La prima è che non si può comprendere questa caduta demandando le responsabilità semplicemente alle scelte del partito locale. Nel 2015 si candidò per la regione Raffaella Paita, espressione del renzismo locale. L’allora Premier venne in visita in segno di appoggio. Quindi nonostante il “nuovo che avanza” (o presunto tale) la sconfitta fu altrettanto clamorosa. È evidente, allora, che a perdere non è stato semplicemente il candidato, secondo alcuni espressione della “vecchia” guardia, ma il partito stesso, da troppi anni al potere a Genova. Potremmo, quindi, dire che in questo primo turno ha vinto la voglia di cambiamento, al di là del fatto che il candidato del centro-destra ne sia davvero espressione.
Un’occasione persa.
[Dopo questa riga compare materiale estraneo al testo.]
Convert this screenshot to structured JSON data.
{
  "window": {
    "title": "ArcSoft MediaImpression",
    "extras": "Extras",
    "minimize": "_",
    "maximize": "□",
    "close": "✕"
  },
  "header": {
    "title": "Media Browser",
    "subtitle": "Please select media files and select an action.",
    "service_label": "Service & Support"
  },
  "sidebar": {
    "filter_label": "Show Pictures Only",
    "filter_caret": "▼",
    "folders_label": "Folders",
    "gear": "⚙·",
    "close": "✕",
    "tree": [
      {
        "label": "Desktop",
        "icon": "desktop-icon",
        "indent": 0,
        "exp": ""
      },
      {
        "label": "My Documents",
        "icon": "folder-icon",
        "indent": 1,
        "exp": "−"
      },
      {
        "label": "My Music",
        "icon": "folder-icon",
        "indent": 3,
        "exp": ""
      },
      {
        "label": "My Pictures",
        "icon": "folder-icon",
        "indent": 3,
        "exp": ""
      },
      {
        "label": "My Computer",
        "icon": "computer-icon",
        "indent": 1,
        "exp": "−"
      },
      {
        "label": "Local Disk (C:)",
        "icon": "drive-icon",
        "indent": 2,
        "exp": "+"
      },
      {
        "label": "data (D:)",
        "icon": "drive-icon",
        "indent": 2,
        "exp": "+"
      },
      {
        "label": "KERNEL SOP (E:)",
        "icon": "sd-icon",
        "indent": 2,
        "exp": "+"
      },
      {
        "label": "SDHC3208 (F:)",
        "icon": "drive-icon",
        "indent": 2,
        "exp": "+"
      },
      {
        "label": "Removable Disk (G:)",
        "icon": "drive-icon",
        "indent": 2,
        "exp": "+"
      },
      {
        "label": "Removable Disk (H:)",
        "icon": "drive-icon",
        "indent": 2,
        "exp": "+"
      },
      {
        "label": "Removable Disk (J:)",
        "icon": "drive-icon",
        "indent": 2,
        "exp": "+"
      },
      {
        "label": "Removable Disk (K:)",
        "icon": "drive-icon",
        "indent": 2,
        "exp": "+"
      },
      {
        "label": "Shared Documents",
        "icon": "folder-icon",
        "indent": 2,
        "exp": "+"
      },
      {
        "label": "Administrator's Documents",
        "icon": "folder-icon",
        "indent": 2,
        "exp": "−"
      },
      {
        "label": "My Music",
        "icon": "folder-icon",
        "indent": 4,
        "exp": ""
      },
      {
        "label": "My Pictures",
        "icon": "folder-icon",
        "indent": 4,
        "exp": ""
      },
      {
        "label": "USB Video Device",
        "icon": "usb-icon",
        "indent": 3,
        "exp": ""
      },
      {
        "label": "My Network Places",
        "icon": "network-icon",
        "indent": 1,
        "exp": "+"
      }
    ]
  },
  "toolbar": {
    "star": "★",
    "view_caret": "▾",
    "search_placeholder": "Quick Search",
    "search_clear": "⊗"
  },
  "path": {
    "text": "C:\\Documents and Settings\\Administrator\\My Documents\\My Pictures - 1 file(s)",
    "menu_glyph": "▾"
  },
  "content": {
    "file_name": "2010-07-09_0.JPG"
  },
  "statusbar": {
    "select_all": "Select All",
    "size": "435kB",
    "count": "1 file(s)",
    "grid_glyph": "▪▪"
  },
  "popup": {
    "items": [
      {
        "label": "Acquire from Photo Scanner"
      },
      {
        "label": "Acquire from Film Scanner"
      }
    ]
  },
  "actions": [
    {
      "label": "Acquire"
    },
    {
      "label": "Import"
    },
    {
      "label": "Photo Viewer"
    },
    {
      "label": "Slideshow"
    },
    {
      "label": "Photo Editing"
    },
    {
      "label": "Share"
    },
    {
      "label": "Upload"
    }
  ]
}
Gli avversari sono davvero invotabili?
Ma ulteriori due riflessioni, a caldo, sono importanti da sottolineare; la prima è la sensazione che, in ogni caso, la maggior parte dei genovesi abbia perso un’occasione. I numeri dei non votanti sono impietosi. Solo il 48% si è recato alle urne, meno della metà di coloro che hanno diritto.
Tra l’altro il fatto curioso è che mai come quest’anno sembrava essere rinnovato l’impegno politico di molti cittadini; sono nate liste su liste con nuovi volti. Le polemiche, anche in questo caso, non hanno tardato ad arrivare. Soprattutto nei social dove sembra prevalere, e anche questo è un aspetto sottovalutato ma problematico, un atteggiamento ideologico, quello di chi considera solo la sua idea e il suo pensiero speranza per il futuro e taccia altri candidati come invotabili. Questo atteggiamento, a ben vedere, può non essere del tutto incoerente con l’astensionismo. L’indifferenza, spesso, è la reazione all’aria irrespirabile dell’ideologia dell’unico. Quella che vuole salvezza da un parte (la propria) e la dannazione dall’altra (l’avversario politico).
Genova affronti con coraggio il contesto politico ed economico
Un’ultima riflessione di carattere più politico è sul merito dei programmi dei diversi partiti; quasi nessuno ha proposto una riflessione sul rapporto tra Genova e il contesto politico ed economico nella quale l’Italia è immersa, ovvero il sistema Unione Europea. L’unico, va detto, è stato l’avvocato Mori, la cui perfomance non è stata di certo brillante (0,6%) ma che ha avanzato il problema del rapporto tra la città e i vincoli del patto di stabilità. Non è un argomento che può essere tralasciato e la sensazione è che in futuro lo sarà sempre meno; anche perché il contesto genovese è quello di una città de-industrializzata che ha perso decine di migliaia di lavoratori.
Le ultime settimane genovesi sono stati calde da questo punto di vista: basti pensare all’ILVA e ai 6000 esuberi annunciati; al caso AMIU di cui è previsto per il 19 luglio la decisione sul commissariamento (con conseguente aumento della Tari); senza dimenticare il caso IREN o tutte le aziende che in questi ultimi vent’anni hanno abbandonato la città. Con loro se ne sono andate le speranze lavorative e il futuro di molti giovani. Solo affrontando non ideologicamente questa situazione e questo conteso Genova può uscire dall’impasse; solo una riflessione politica coraggiosa, condivisa, che cerchi di unire le forze senza spot elettorali può aiutare la Superba.
Una collaborazione necessaria: basta lotte ideologiche
Il ripensamento politico di cui Genova ha bisogno, non passa semplicemente da un candidato piuttosto che un altro. Occorre una riflessione sul posto di Genova in Italia e in Europa, sul rapporto tra sovranità e politiche internazionali non aggressive. Accanto a queste, serve un cambiamento delle forme di partecipazione. Non è un caso che la proliferazione di liste e candidati si accompagna ad un crollo delle preferenze e dei votanti.
Se fosse l’ora di abbandonare le polemiche inter-partito e le lotte ideologiche tra fazioni per incominciare una collaborazione tra movimenti e idee diversi che, tuttavia, sono accomunati dalla voglia di costruire il bene comune? E se l’impasse politica italiana fosse frutto anche dell’incapacità di mettersi insieme, anche pensandola diversamente, per capire le cause della crisi economica, culturale e sociale in cui siamo immersi per vedere i germi di futuro di cui ogni momento difficile è gravido?